Вторая демонстрация тоже была из похоронных — хоронили жертв революции. По Пушкинской несли гробы, скорбела музыка, гремели ораторы, люди, поочередно подходя к могилам, бросали цветы на свежие холмики, мягкий бриз развевал знамена. И снова и снова по городу разносились хватающие за душу слова: «Вы жертвою пали в борьбе роковой…». Подразумевалось: последнею жертвой, роковая борьба закончена, вот ее результат — всеобщее, для всех — ото всех — освобождение. Шла весна, она знаменовала волю, она покончила с трудной зимой. Зимы больше не будет!
И вот что странно: война продолжалась, но она не умеряла всеобщего воодушевления. Она сама как бы застыла в недоумении — продолжаться или завершиться? Я знаю, шли жестокие споры: воевать до победы — или воткнуть штыки в землю и обнять своего врага? Это была битва речей и государственных решений — до меня ни то, ни другое не доходило. Но в ненасытном мальчишеском любопытстве я видел, что калек на улицах стало вроде бы меньше и раненые в саду больницы словно бы поредели. Это было мое окружение — раненые и калеки, я носил им хлеб и сахар, но люди, которым можно было вручить эти очищающие совесть подачки, встречались все реже. В моем микромире происходили важные перемены — они затрагивали и меня.
Не могу сказать, что митинговая эта вакханалия так же неистово продолжалась все лето. Возбуждение шло по синусоиде — то вздымалось до верхних этажей, то расползалось по панели. Но в дни выборов в Учредительное собрание произошел новый и, вероятно, самый сильный взрыв страстей.
Праздник кончился, радость была исчерпана — предстояло занять позиции для нового боя. «Марсельезу» забивал «Интернационал». Казалось, оба гимна говорили об одном — звали на борьбу. Но если первый делал это радостно-трубно: «Вперед, вперед, сыны Отчизны, день нашей славы наступил!», то второй грозно предупреждал: «Это есть наш последний и решительный бой!» И никаких разговоров о славе, скорей уж библейский Армагеддон — сражение воистину последнее и до последнего!
И на каждом перекрестке — толпа, а над толпой — на ящиках, на бричках, на штейгерах, на подводах, на броневиках — неистовые ораторы: бой ради славы, бой ради жизни, бой ради земли, бой ради равенства, бой ради прекращения всякого боя. К призыву не сражаться никто бы не прислушался.

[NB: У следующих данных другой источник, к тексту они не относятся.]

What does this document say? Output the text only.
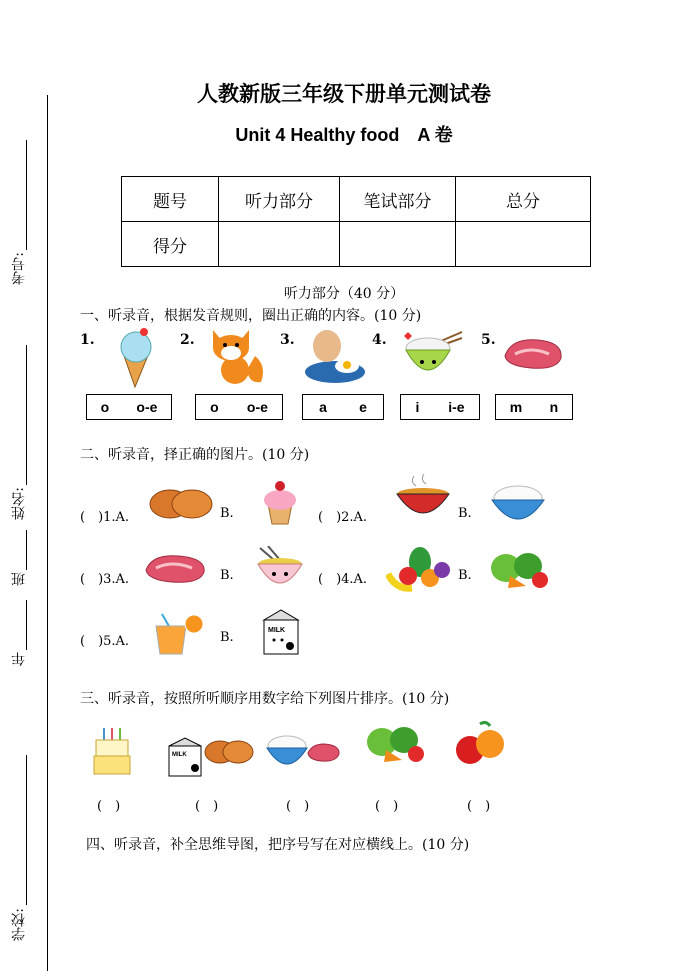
考号:
姓名:
班
年
学校:
人教新版三年级下册单元测试卷
Unit 4 Healthy food　A 卷
题号	听力部分	笔试部分	总分
得分			
听力部分（40 分）
一、听录音，根据发音规则，圈出正确的内容。(10 分)
1.	2.	3.	4.	5.
o o-e	o o-e	a e	i i-e	m n
二、听录音，择正确的图片。(10 分)
(　)1.A.	B.	(　)2.A.	B.
(　)3.A.	B.	(　)4.A.	B.
(　)5.A.	B.	MILK
三、听录音，按照所听顺序用数字给下列图片排序。(10 分)
MILK
(　)	(　)	(　)	(　)	(　)
四、听录音，补全思维导图，把序号写在对应横线上。(10 分)
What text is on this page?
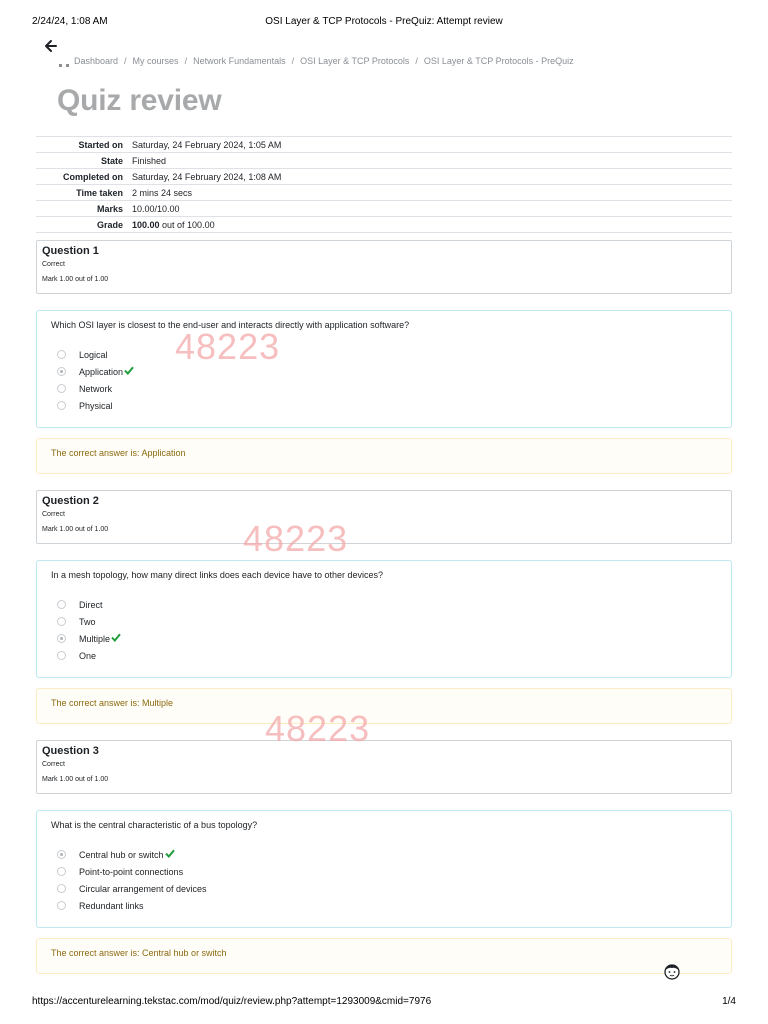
2/24/24, 1:08 AM	OSI Layer & TCP Protocols - PreQuiz: Attempt review
Dashboard / My courses / Network Fundamentals / OSI Layer & TCP Protocols / OSI Layer & TCP Protocols - PreQuiz
Quiz review
Started on	Saturday, 24 February 2024, 1:05 AM
State	Finished
Completed on	Saturday, 24 February 2024, 1:08 AM
Time taken	2 mins 24 secs
Marks	10.00/10.00
Grade	100.00 out of 100.00
Question 1
Correct
Mark 1.00 out of 1.00
Which OSI layer is closest to the end-user and interacts directly with application software?
Logical
Application
Network
Physical
The correct answer is: Application
Question 2
Correct
Mark 1.00 out of 1.00
In a mesh topology, how many direct links does each device have to other devices?
Direct
Two
Multiple
One
The correct answer is: Multiple
Question 3
Correct
Mark 1.00 out of 1.00
What is the central characteristic of a bus topology?
Central hub or switch
Point-to-point connections
Circular arrangement of devices
Redundant links
The correct answer is: Central hub or switch
48223
48223
48223
https://accenturelearning.tekstac.com/mod/quiz/review.php?attempt=1293009&cmid=7976	1/4
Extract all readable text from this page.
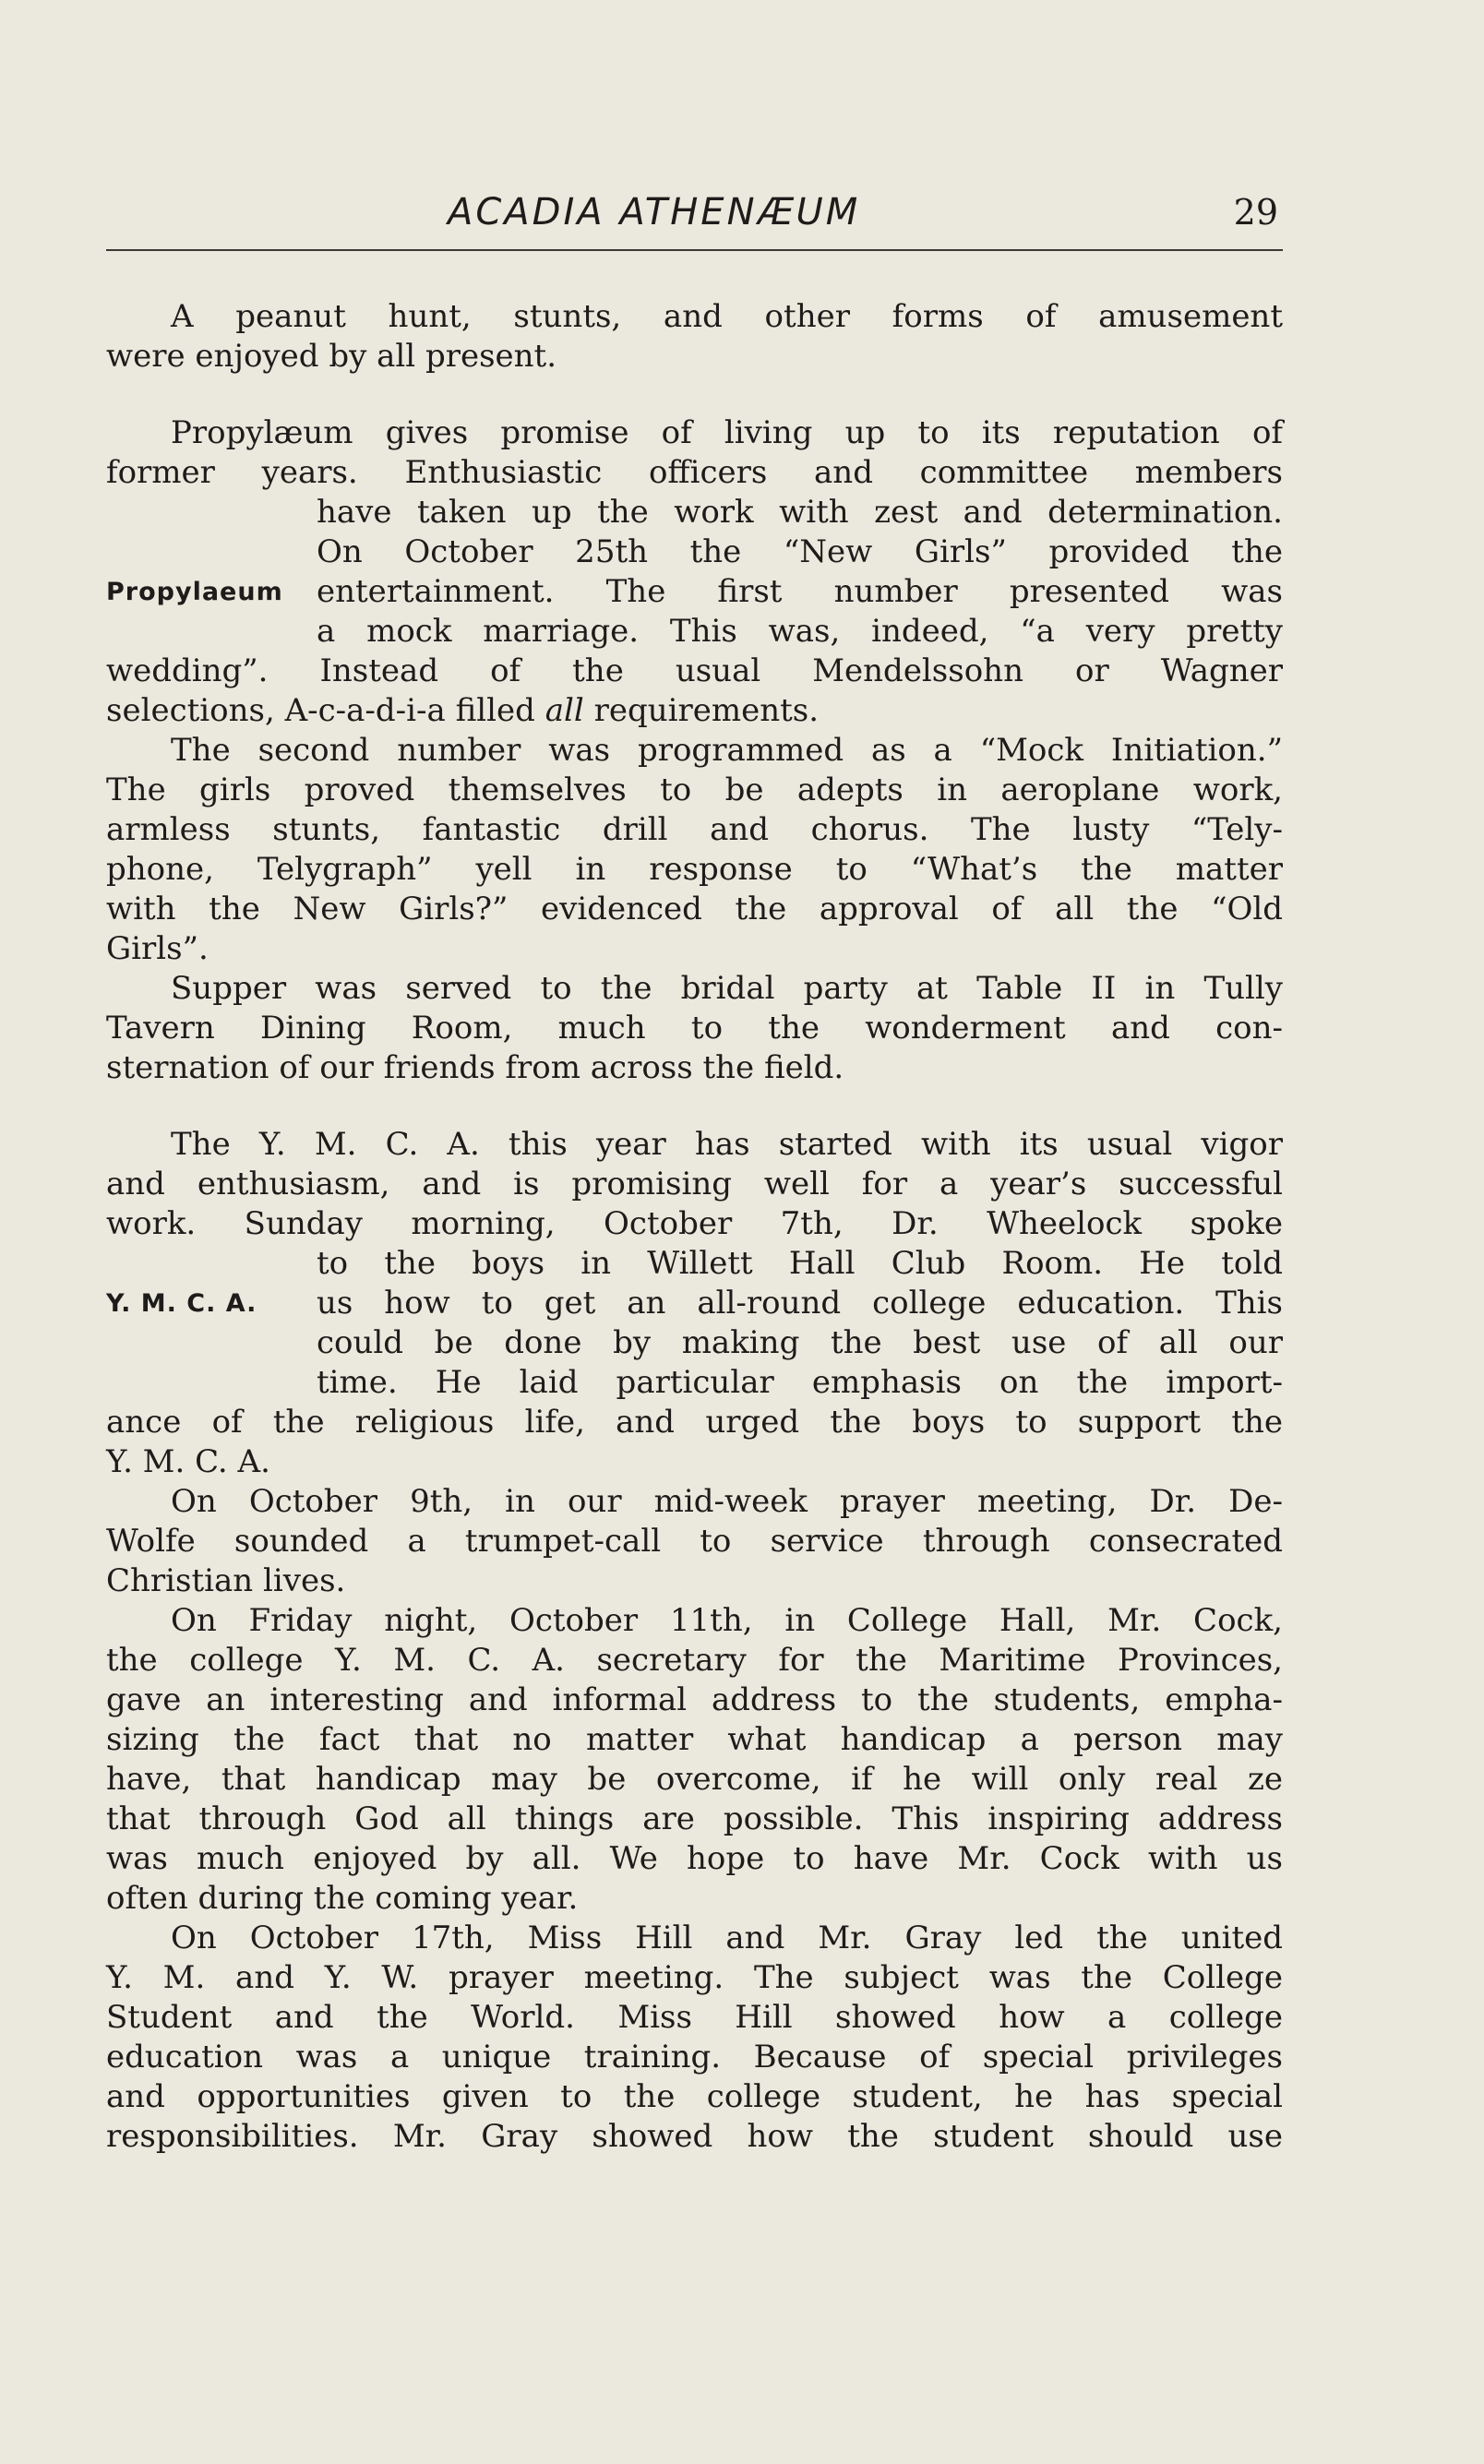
ACADIA ATHENÆUM	29
A peanut hunt, stunts, and other forms of amusement
were enjoyed by all present.
Propylaeum
Propylæum gives promise of living up to its reputation of
former years. Enthusiastic officers and committee members
have taken up the work with zest and determination.
On October 25th the “New Girls” provided the
entertainment. The first number presented was
a mock marriage. This was, indeed, “a very pretty
wedding”. Instead of the usual Mendelssohn or Wagner
selections, A-c-a-d-i-a filled all requirements.
The second number was programmed as a “Mock Initiation.”
The girls proved themselves to be adepts in aeroplane work,
armless stunts, fantastic drill and chorus. The lusty “Tely-
phone, Telygraph” yell in response to “What’s the matter
with the New Girls?” evidenced the approval of all the “Old
Girls”.
Supper was served to the bridal party at Table II in Tully
Tavern Dining Room, much to the wonderment and con-
sternation of our friends from across the field.
Y. M. C. A.
The Y. M. C. A. this year has started with its usual vigor
and enthusiasm, and is promising well for a year’s successful
work. Sunday morning, October 7th, Dr. Wheelock spoke
to the boys in Willett Hall Club Room. He told
us how to get an all-round college education. This
could be done by making the best use of all our
time. He laid particular emphasis on the import-
ance of the religious life, and urged the boys to support the
Y. M. C. A.
On October 9th, in our mid-week prayer meeting, Dr. De-
Wolfe sounded a trumpet-call to service through consecrated
Christian lives.
On Friday night, October 11th, in College Hall, Mr. Cock,
the college Y. M. C. A. secretary for the Maritime Provinces,
gave an interesting and informal address to the students, empha-
sizing the fact that no matter what handicap a person may
have, that handicap may be overcome, if he will only real ze
that through God all things are possible. This inspiring address
was much enjoyed by all. We hope to have Mr. Cock with us
often during the coming year.
On October 17th, Miss Hill and Mr. Gray led the united
Y. M. and Y. W. prayer meeting. The subject was the College
Student and the World. Miss Hill showed how a college
education was a unique training. Because of special privileges
and opportunities given to the college student, he has special
responsibilities. Mr. Gray showed how the student should use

Женщины, творцы жизни, аплодировали и кричали ура звучным глашатаям смерти. И самыми решительными — в бой на убой! — были те, кто требовал мира. Никто не хотел жертвовать жизнью ради войны до победы, но вот за вечный мир эту самую жизнь собирались отдавать запросто.
Я говорил, что историю движут иллюзии. Добавлю — великие иллюзии. Даже подлые идеи должны быть величественными (в определенном, конечно, смысле), чтобы стать действенными. Обывателей хватает в каждую эпоху. Но присмотритесь к истории: в ее трагедиях, ее свершениях нет налета обывательства. Оно — тормоз, а не двигатель истории. В те пронзительно-громкие дни второй половины семнадцатого даже отъявленные мещане ощущали в себе прилив отнюдь не мещанского духа. Ибо история готовилась к огромному прыжку — она опиралась, как на трамплин, на пылающие души.
В нашем районе выборы проходили в Думе (вероятно, районной) — здании с античной колоннадой на Старопортофранковской. Мама, естественно, собиралась голосовать за большевиков, а я за ней увязался. Перед Думой змеились очереди — отдельная для каждого номера избирательного списка. Очень длинная, очень шумная — за большевиков, еще длинней, разношерстая, грубоватая, голосистая — за эсеров. Были очереди и поменьше — хорошо одетые, дисциплинированные граждане: меньшевики, бундовцы, кадеты. Над толпой возносился многоголосый вопль, даже на Привозе не так шумели, ссорились, переругивались и возмущались… Помню, как меня испугало шествие анархистов. Они двинулись на приступ избирательных урн плотной группой. Впереди вышагивал щупленький вожачок, весь в черном и с черной повязкой на глазу — смотреть на него было так страшно, что я в ужасе прижался к матери. Двое охранников осеняли лидера плакатом «Анархия — мать порядка» (весьма успокоительная сентенция…)
Вожак дико вращал глазом, таращился, кривился, выклычивался на толпу желтым зубьем — чтобы всем стало понятно: порядок-то будет, но — в будущем, наша мать, анархия, еще и не беременна им, так что остерегись вставать на дороге — горло порву! Его стражи, неукротимо продираясь вперед, зверски пихали плечами и задами обе очереди, эсеровскую и большевистскую.